風雲臺。天下風雲出也由我臺,入也由我臺。當年,母神補天,便由此飛昇。
風雲臺上風起雲湧,墨淵笑着向銀月說了句:“你等我一下。”
隨後向空中一躍,一道綠光閃過,風雲之中,出現了一條威武雄壯的青龍,朝天一嘯,震得崑崙墟都顫了顫,連同崑崙墟的衆弟子和神僕們。他們哪裏見過師父化真身這般大陣仗的時候啊!
(墨淵真身說法不一,有說女媧後人綠蛇的,有說黑龍的,私設青龍)
青龍在雲海裏翻滾,渾身金光萬丈,但是脊背和前胸還是有光芒暗淡之處。這是他剝離了鱗片的所在。
不一會兒,四面八方許多金光飛來,好似金色的星辰,正是他投下界的鱗片,一顆顆貼在青龍的身體上,填補了他身上鱗片缺失的地方。

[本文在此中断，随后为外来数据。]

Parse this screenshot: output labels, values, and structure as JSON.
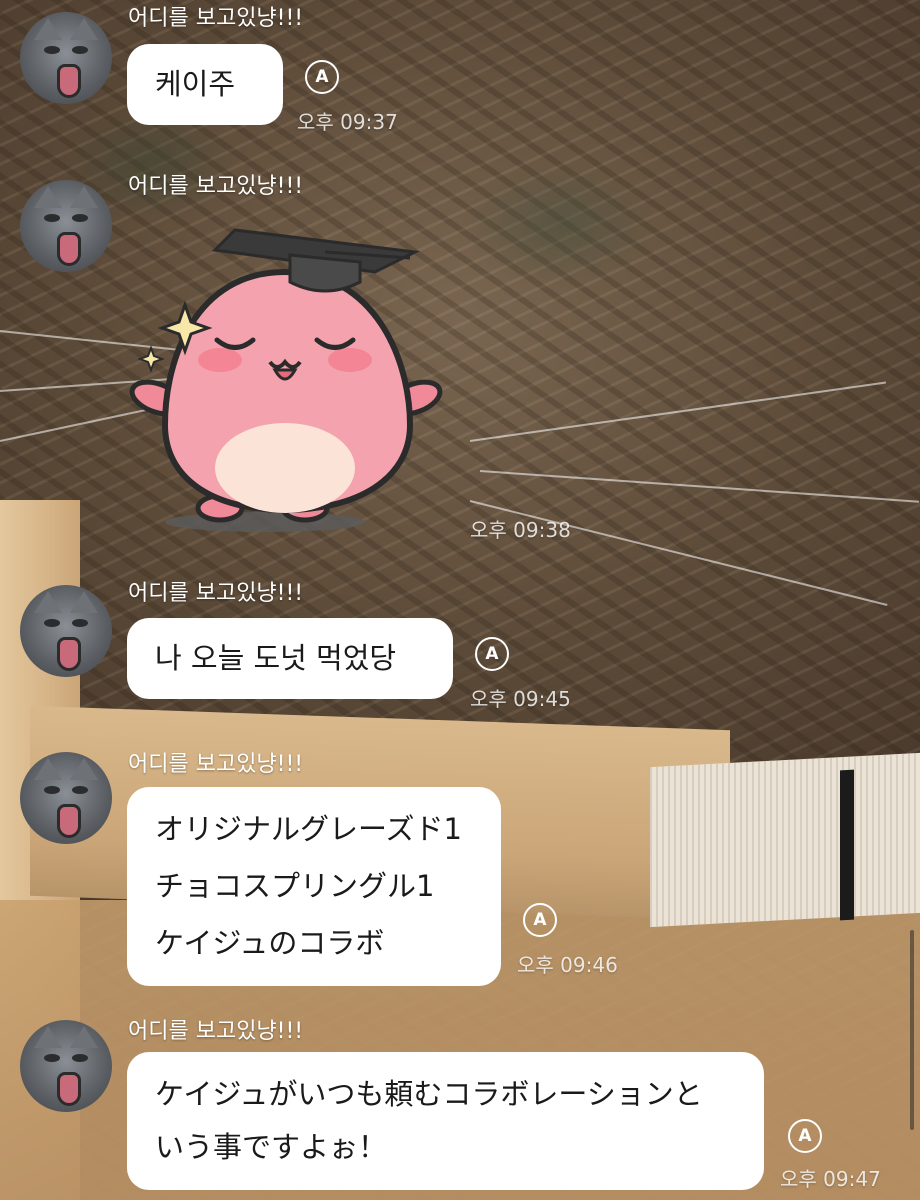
{
  "sender_name": "어디를 보고있냥!!!",
  "messages": [
    {
      "type": "text",
      "lines": [
        "케이주"
      ],
      "time": "오후 09:37"
    },
    {
      "type": "sticker",
      "sticker": "pink-graduate-character-sticker",
      "time": "오후 09:38"
    },
    {
      "type": "text",
      "lines": [
        "나 오늘 도넛 먹었당"
      ],
      "time": "오후 09:45"
    },
    {
      "type": "text",
      "lines": [
        "オリジナルグレーズド1",
        "チョコスプリングル1",
        "ケイジュのコラボ"
      ],
      "time": "오후 09:46"
    },
    {
      "type": "text",
      "lines": [
        "ケイジュがいつも頼むコラボレーションと",
        "いう事ですよぉ！"
      ],
      "time": "오후 09:47"
    }
  ],
  "translate_icon_label": "A",
  "colors": {
    "bubble": "#ffffff",
    "text": "#1a1a1a",
    "meta_text": "#ffffff"
  }
}
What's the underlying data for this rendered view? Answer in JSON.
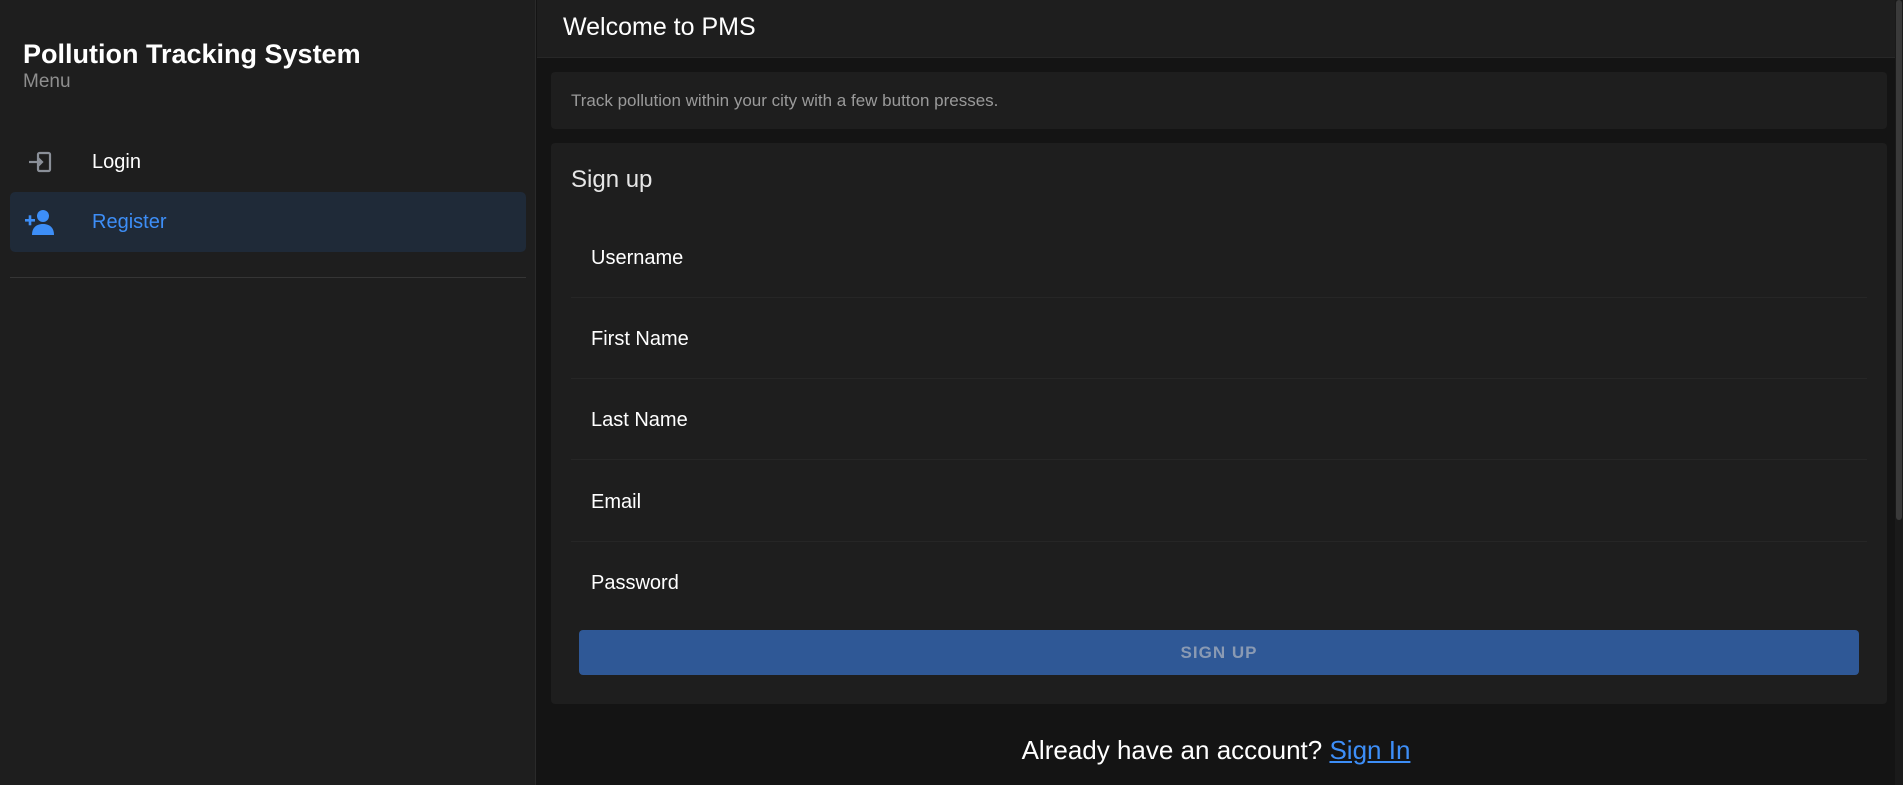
{
  "sidebar": {
    "title": "Pollution Tracking System",
    "subtitle": "Menu",
    "items": [
      {
        "label": "Login",
        "icon": "login-icon",
        "active": false
      },
      {
        "label": "Register",
        "icon": "person-add-icon",
        "active": true
      }
    ]
  },
  "header": {
    "title": "Welcome to PMS"
  },
  "intro": {
    "text": "Track pollution within your city with a few button presses."
  },
  "signup": {
    "title": "Sign up",
    "fields": [
      {
        "placeholder": "Username",
        "value": ""
      },
      {
        "placeholder": "First Name",
        "value": ""
      },
      {
        "placeholder": "Last Name",
        "value": ""
      },
      {
        "placeholder": "Email",
        "value": ""
      },
      {
        "placeholder": "Password",
        "value": ""
      }
    ],
    "button_label": "SIGN UP"
  },
  "footer": {
    "prompt": "Already have an account?",
    "link_label": "Sign In"
  },
  "colors": {
    "accent": "#3d8ef7",
    "button": "#2f5896",
    "background": "#141414",
    "surface": "#1e1e1e"
  }
}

金光一顆接一顆湧來,直到他身上最後一個空缺也被填滿了,他再次仰天長嘯一聲,俯衝下來,重新化爲了人形,手裏還託着一個金光四溢的球,朝奉給銀弦大帝的功德。
銀月很是不客氣地接過,收入了自己的掌心之中。
她看着面帶笑意的墨淵,咬了咬嘴脣,決定給這個剋制的男人一點獎勵,或者說,刺激。
於是,她伸手勾住了他的脖子,一踮腳,飛快在他臉上親了一下。
墨淵頓時就僵住了。
哎,對比十五萬年前就霸王硬上弓的東華,前幾天更是色中惡鬼的退休老幹部,以及也敢在她醉酒時偷偷親她的折顏,墨淵實在是正經得鐵板一塊。牽手,怕是他目前能幹出的最大尺度的事情了吧。
雖然,他大搖大擺帶着她出現在衆人面前這一招也挺綠茶的,至少比東華先宣告了銀月同他的關係。也不知東華算到他自己這麼大度帶來的後果沒。
但是,銀月可不想操心這個,讓他們自己清算去,打也好,和談也罷,她已經說的很清楚了,他們要是爲她打起來,那她只好下個“罪己詔”,帶着她自己的世界球,遁出他們的世界。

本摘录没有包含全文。